三浦春馬さんの死をメディアはどう伝えるべきか
2020年5月26日放送『荻上チキ・Session-22』(TBSラジオ)でNPO法人自殺対策支援センター・ライフリンク代表の清水康之氏は、一例として「子どもがいじめで亡くなったのかどうかが論争になっているときに、遺書にいじめが原因だということを示す明らかな記述があることが分かった」という場合などは、報道する意義があるのではないかと説明している。
得た情報が報道すべきものなのか否か、メディアに関わる人ひとりひとりが事例に合わせて判断していかなくてはならない。

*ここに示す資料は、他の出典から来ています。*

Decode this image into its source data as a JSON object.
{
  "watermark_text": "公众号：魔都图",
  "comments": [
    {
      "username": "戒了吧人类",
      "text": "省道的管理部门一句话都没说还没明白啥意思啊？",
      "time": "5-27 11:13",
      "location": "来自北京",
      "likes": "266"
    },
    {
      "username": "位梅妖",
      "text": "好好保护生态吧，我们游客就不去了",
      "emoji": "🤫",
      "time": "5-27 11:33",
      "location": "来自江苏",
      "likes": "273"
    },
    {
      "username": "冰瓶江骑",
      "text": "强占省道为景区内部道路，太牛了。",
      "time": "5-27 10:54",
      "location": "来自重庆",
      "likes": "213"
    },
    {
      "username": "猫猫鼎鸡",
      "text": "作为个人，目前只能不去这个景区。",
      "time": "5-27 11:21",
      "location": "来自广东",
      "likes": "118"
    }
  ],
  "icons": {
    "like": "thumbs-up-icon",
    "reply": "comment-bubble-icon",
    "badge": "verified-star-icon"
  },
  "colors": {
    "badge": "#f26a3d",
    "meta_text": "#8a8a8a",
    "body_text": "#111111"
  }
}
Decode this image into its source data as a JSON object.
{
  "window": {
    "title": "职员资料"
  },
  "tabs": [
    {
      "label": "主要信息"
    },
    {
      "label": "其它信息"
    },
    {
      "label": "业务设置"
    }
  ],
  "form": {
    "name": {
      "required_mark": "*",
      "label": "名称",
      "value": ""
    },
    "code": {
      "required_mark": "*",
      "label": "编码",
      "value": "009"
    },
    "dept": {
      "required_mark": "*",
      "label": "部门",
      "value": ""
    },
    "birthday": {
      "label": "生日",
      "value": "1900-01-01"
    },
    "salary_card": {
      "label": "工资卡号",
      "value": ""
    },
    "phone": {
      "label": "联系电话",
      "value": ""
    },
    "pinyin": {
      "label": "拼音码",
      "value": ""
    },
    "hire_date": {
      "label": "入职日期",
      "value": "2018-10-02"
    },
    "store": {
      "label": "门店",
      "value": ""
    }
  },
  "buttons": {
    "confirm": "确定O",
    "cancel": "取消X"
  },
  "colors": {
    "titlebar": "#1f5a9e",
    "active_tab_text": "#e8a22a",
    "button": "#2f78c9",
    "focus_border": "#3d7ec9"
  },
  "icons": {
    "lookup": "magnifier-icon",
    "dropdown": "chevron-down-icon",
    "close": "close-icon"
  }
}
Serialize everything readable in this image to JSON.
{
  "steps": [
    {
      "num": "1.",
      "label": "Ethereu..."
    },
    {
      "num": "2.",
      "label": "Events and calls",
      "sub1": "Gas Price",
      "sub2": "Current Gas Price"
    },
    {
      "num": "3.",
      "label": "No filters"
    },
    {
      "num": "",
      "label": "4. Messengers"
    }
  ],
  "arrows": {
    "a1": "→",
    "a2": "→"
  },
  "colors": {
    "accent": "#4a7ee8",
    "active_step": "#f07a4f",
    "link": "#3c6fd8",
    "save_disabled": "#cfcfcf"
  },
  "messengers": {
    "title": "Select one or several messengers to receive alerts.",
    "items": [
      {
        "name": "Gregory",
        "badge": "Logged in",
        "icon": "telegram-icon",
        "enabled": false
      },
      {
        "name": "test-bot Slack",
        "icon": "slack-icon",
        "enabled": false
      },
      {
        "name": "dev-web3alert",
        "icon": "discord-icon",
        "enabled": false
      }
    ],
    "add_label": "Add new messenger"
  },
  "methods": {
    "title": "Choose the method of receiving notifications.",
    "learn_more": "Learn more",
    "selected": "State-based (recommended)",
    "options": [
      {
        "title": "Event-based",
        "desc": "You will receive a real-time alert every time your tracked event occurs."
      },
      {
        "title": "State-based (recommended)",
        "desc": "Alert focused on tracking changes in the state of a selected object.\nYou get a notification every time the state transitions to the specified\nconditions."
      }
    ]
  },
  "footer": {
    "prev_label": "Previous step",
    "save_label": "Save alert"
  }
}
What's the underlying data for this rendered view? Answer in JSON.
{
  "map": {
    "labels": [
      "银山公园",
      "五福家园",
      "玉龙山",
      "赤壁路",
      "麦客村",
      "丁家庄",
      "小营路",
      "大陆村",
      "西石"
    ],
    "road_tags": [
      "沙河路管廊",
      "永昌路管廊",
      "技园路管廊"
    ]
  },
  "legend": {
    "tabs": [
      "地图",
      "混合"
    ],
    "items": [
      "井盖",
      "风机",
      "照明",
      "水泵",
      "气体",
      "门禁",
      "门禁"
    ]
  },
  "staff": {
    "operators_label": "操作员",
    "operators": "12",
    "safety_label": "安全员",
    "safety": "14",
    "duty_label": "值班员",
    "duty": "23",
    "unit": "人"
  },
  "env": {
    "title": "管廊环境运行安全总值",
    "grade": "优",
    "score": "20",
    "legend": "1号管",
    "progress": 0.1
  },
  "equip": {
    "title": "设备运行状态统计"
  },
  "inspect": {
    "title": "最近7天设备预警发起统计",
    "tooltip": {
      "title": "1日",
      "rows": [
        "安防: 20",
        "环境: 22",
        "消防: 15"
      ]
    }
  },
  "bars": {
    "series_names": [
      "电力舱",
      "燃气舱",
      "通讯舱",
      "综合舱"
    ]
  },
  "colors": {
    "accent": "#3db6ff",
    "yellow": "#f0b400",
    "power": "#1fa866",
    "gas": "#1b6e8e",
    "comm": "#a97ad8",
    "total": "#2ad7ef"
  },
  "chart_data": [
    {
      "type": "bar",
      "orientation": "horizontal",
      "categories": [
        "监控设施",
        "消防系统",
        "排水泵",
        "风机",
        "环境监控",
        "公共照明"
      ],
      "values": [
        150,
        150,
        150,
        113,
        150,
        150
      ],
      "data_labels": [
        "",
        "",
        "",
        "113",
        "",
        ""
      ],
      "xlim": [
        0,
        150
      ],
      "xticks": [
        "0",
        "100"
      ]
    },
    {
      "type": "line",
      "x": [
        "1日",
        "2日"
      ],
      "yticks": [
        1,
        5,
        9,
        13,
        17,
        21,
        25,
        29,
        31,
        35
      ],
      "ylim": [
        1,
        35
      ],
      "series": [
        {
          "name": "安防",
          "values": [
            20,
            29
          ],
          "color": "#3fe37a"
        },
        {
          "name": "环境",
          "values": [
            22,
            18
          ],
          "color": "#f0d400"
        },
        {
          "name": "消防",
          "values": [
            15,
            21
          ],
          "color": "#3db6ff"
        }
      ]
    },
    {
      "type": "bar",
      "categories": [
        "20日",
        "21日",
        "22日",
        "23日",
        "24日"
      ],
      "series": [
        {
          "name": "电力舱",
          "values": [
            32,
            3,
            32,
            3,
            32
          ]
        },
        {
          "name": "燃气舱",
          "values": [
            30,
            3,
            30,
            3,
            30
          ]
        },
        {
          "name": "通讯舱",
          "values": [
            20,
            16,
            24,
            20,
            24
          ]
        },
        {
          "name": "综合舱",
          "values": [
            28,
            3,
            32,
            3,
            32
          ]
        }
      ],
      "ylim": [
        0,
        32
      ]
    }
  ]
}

ちなみに「自殺報道ガイドライン」では、有名人の自殺報道に関して、<その有名人の人生や、その人が社会にどの程度貢献したか、その死が人にどの程度影響を及ぼすかに着目する方が、自殺関連行動を詳細に報道することや、極端に単純化した自殺の理由を伝えるよりも望ましい>としている。
三浦春馬さんについての情報を扱う場合、自殺の真相を詮索するような記事よりも、『14才の母』(日本テレビ系)、『僕のいた時間』(フジテレビ系)など数多くある出演ドラマでの名演技や、『キンキーブーツ』などの舞台における近年の活躍にスポットを当てる企画の方が推奨されるということだろう。
それに加え、ストレスや自殺念慮に対処する方法や、支援を求める連絡先なども添えた報道であれば、なお望ましい報道になる。
自殺報道に関する問題は、5月に『テラスハウスTOKYO2019-2020』(Netflix、フジテレビ系)に出演していた木村花さんの時にも取り沙汰されたばかり。
新型コロナ感染症の影響によって経済が落ち込み、失職のリスクなども含め社会不安は日増しに高まっている。メディアのあり方がいっそう問われるときであることは間違いない。